Through the Labyrinth of Normalization: The Jewish Community as a Mirror for the Majority Society

From 06. 04. 2017 - 09:00 to 28. 01. 2018 - 16:00

Robert Guttmann Gallery, U Staré školy 3, Praha 1

Through the Labyrinth of Normalization: The Jewish Community as a Mirror for the Majority Society

The period after the armies of the Warsaw Pact invaded Czechoslovakia in August 1968 was called by communist ideologues “normalization.” Under the watchful eye of Soviet military occupation, Czechoslovak society was to return to “normal,” that is, to a rigid ideological socialism with a single political force having an unchallenged monopoly of power and wholly subject to Moscow’s dictates. The building of “real socialism,” the primary offshoot of normalization, was ratified at the XIV. Congress of the Communist Party of Czechoslovakia (CPC) in May 1971. True to its anti-Semitic traditions, Soviet propaganda labeled the political liberalization in Czechoslovakia from 1967 to 1968 a Zionist conspiracy, alluding to the show trials of the 1950s. The Kremlin considered a Zionist anyone with Jewish ancestry or who associated with Jews. Many Czechoslovak communists adopted this formulation, and after an interval of many years, State Security once again began to compile lists of names of those with Jewish heritage for “operational usage” in the fight against Zionism. Citizens designated by the communist regime as Zionist, no matter if they considered themselves Jewish or not, began to encounter a variety of problems, the reasons for which they were often unaware. Jewish communities, which operated under the direct supervision of state bodies, experienced enormous pressure, as did other religious institutions, and, as was the case with the population at large, their officials were subjected to extensive vetting and purging. Charter 77, a civic initiative demanding adherence to human and civil rights, was the most important form of resistance to the communist regime and normalization. The fortieth anniversary of its publication in 2017 gives us an opportunity to present the situation of the Jewish community during the normalization period, undeniably unique on the one hand while on the other a microcosm in which similar processes no less intense than those affecting society at large were taking place.

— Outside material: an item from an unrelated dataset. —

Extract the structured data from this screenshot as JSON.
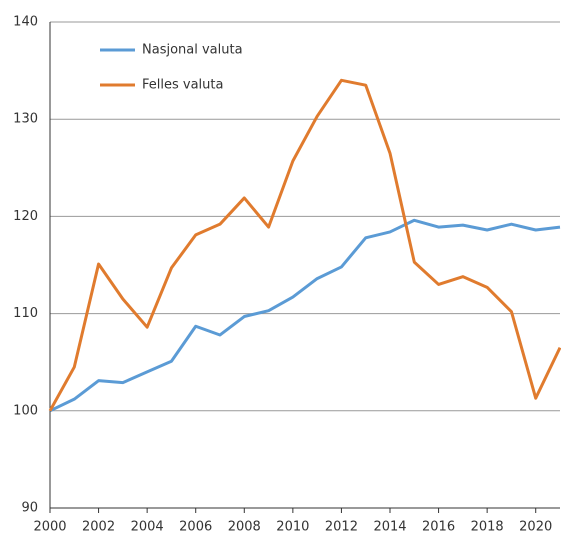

The exhibition presents concrete cases of StB operations against Jewish communities, the dilemmas faced by community members, and the involvement of several members in dissident and other activities outside the official scope of Jewish communities. Yet the exhibition will show more than the myriad forms “anti-Zionist” propaganda took during this period and its impact on individual lives. Normalization also entailed the destruction of Jewish cemeteries, the demolition of synagogues, and the obstruction of research and study into the fate of Jews during the Second World War as well as policies that nearly eradicated Judaism completely. On display will be photographs depicting daily Jewish life, the efforts made to preserve it despite the coordinated attempts of the communist regime to suppress any sort of meaningful activity, especially the passing down of Jewish traditions from one generation to the next. Brought together from a number of archives, the majority of the unique documents and photographs are being exhibited for the very first time.